HD32 - Report of the Joint Subcommittee of the Courts of Justice Committees of the Senate and House of Delegates Studying Virginia's Mechanic's Lien Laws Under House Joint Resolution No. 229

  • Published: 1980
  • Author: Joint Subcommittee of the Courts of Justice Committees of the Senate and House of Delegates Studying Virginia's Mechanic's Lien Laws Under House Joint Resolution No. 229
  • Enabling Authority: House Joint Resolution 229 (Regular Session, 1979)

Executive Summary:

A Joint Subcommittee of the Courts of Justice Committees of the Senate and House of Delegates, having been authorized to conduct a study of Virginia's mechanic's lien laws under House Joint Resolution No. 229, submits the following report as the product of its deliberations.

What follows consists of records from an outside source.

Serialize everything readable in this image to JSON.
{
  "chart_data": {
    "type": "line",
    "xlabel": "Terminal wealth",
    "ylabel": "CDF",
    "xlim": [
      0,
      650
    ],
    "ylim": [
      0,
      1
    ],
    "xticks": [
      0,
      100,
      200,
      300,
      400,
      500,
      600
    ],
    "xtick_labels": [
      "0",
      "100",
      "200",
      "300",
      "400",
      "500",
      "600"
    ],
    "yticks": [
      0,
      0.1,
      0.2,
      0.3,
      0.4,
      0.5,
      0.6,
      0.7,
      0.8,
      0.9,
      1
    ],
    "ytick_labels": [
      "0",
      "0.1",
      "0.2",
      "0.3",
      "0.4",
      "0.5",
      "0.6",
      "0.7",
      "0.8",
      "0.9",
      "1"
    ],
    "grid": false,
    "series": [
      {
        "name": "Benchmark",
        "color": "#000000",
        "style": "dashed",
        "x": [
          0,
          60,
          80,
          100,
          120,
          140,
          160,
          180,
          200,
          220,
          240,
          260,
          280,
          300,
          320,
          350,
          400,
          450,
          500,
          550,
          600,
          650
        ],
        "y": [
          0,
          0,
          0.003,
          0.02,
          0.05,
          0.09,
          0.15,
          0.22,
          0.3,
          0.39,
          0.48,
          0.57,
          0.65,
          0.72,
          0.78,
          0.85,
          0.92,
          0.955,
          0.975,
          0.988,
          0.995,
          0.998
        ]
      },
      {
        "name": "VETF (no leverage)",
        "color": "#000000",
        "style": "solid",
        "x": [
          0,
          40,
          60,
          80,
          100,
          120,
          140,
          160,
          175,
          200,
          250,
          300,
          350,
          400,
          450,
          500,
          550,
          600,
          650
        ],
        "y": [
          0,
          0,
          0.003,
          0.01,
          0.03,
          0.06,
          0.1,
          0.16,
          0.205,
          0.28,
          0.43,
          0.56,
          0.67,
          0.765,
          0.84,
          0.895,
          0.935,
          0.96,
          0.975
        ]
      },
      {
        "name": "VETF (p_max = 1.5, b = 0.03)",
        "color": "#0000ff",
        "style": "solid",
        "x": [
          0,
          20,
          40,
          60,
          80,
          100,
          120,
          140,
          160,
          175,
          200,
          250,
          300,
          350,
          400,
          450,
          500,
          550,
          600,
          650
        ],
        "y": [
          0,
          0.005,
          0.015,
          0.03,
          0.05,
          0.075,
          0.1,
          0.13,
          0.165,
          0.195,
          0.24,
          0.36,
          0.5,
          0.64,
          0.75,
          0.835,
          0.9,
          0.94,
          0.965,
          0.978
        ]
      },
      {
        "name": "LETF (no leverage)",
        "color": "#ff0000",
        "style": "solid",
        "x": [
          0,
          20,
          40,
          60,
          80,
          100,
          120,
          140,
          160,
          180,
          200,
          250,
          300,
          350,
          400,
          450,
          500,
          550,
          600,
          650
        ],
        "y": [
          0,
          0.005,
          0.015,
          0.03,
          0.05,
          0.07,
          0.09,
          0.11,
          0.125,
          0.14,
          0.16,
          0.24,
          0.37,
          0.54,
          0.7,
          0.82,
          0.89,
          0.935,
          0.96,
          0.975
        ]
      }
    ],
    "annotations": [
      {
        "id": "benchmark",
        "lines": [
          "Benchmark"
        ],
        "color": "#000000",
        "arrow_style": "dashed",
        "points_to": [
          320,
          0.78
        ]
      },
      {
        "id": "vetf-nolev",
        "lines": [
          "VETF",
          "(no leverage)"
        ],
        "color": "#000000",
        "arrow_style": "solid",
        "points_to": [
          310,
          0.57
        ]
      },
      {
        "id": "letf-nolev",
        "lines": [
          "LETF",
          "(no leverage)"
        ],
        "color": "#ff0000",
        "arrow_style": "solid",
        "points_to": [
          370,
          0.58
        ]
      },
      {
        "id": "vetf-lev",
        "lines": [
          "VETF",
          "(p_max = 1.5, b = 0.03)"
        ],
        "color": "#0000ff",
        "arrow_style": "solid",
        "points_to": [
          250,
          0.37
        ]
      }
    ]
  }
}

The Joint Subcommittee conducting the present study was composed of Delegates A. L. Philpott of Bassett, C. Richard Cranwell of Vinton, John D. Gray of Hampton and Clinton Miller of Woodstock, who were appointed by the Chairman of the Committee for Courts of Justice of the House of Delegates, and senators William F. Parkerson, Jr., Frederick T. Gray and Frederick C. Boucher, who were appointed by the ·Chairman of the Senate Courts of Justice Committee. Max W. Foore, Vice President of First Mortgage Corporation of Richmond; Herbert N. Morgan, President of Real Title Company, Inc. of Arlington; R. E. Lee, Jr., of R. E. Lee and Son, Inc. (general contractors) of Charlottesville; Robert W. Ligon, of Kane Plumbing. Co., Inc. (Subcontractor) of Richmond; and M. Ronald Helms, of Roper Brothers Lumber Company (material suppliers) of Petersburg, served as advisory members of the subcommittee. The subcommittee held public hearings in Richmond throughout the summer and fall of 1979 to hear and evaluate the various proposals made by the interest groups participating in the study.

The major problem raised with reference to the inchoate nature of the lien was made by the Virginia Land Title Association. In noting the general rule of real property law that, when lienors perfect their lien at different times, the claim of the one who perfects first will be preferred, the Association pointed out that present Virginia law makes an exception to this rule in the case of mechanic's and materialmen's liens. As has been discussed earlier in this report, the lien of the mechanic or materialman does not come into being until the labor is performed or the materials are furnished and the mechanic or materialman need not record his lien until ninety days after all work on the property has stopped. Nevertheless, when a mechanic's or materialman's lien has been recorded, it takes precedence over all claims on the property previously recorded, including the construction loan mortgage which funded the construction.

This, according to the title insurers, creates the problem with financial institutions not being able to assure themselves a first lien on the property, in addition to the substantial risk of loss for the new home buyer.

In addition to echoing the comments of title insurers concerning what was referred to throughout the hearings as the "secret lien," representatives of the Virginia Banker's Association and the Virginia Mortgage Bankers Association pointed out specific problems with the final survey on a particular job extending the ninety-day filing period for memoranda of liens.

Materials and suppliers groups, as well as subcontractors were generally opposed to change in the present law as it relates to the inchoate nature of the lien and filing times for memoranda. They did note, however, the long period of time it takes under present law to get a mechanic's lien case heard and decided. A problem was also raised by these groups concerning the difficulty for a subcontractor or supplier to file and perfect a mechanic's lien when a condominium project is involved. Under existing case law, joint or blanket liens are permitted on two or more parcels of real estate but release of a single parcel from the lien may void the lien if the interest of third parties in the parcels would be detrimentally affected by the release. See, "United Masonry, Inc. v. Jefferson Mews, Inc. supra."

Another problem raised by subcontractors and suppliers relates to the financial mechanism utilized by certain vendors of real estate. In order to create lot sales, some vendors are selling real estate to a builder under a contract to purchase, with closing under the contract being held when the builder has completed the improvements on the property and is ready to close with the ultimate purchaser. The question arises as to whether the owner of the real estate should have his interest in the land subjected to liens when he knows that the improvements are being erected upon his property. If the builder defaults under the contract of purchase after improvements have been placed upon the property, the seller of the property should not be allowed to enjoy a windfall by defaulting the contract, retaining possession of the improvements and not paying those persons who provided the labor and material for the improvements.